Enturcalhar X Enturquecer - minha humilde teoria, baseada em alguma pesquisa e observação

Olá pessoal,

Sei que já faz 1 ano e meio que estou de volta à terra da garoa, que não pisei mais em solo Otomano mas ainda tenho contato com brasileiras que moram na Turquia e mais ainda com quem está indo para lá - ou aí, se o leitor estiver em solo turco.

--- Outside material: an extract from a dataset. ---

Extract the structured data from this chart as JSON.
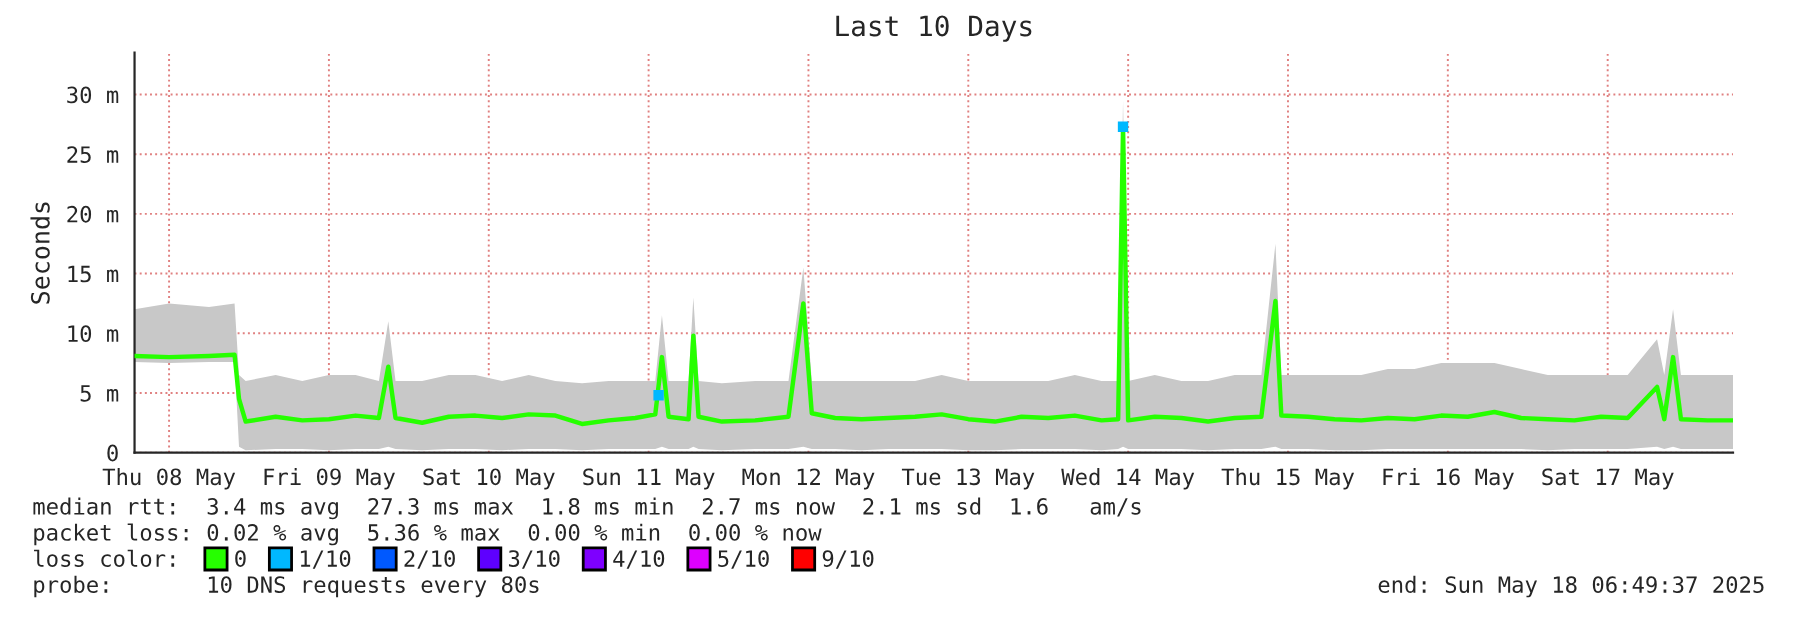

Devidos aos serviços que oferecemos (aulas de Turco e traduções de correspondências amorosas entre brasileiras e turcos que usam o Google Tradutor para se comunicar e acabam se desentendendo muitas vezes por conta dos erros notórios de tradução do programa), muitas brasileiras entram em contato com a gente e acabam dividindo um pouco da experiência com Turquia, Turcos, Turquices e outras brasileiras na Turquia.

Sem entrar em detalhes (nossos serviços primam pela discrição e sigilo) um aspecto me chamou a atenção recentemente, de um "causo" relatado por uma brasileira recém-chegada à Turquia e eu usei dois termos para diferenciar um fenômeno que venho observando: quando a pessoa enturcalha ou quando ela enturquece.

Isso é alcunha minha, com mais ou menos base científica e análise dos trocentos relatos que nos chegam ou veiculados nos diversos vlogs sobre Brasil e Turquia.

Vamos lá: anos atrás - quando estava na Turquia tentando entender pra que lado o vento soprava - eu baixei um trabalho entítulado "Os efeitos da expatriação sobre a identidade" da FGV, de Juan Miguel Rosa Gonzalez e José Arimatés de Oliveira. Este veio com apenas 14 páginas que foram muito esclarecedoras.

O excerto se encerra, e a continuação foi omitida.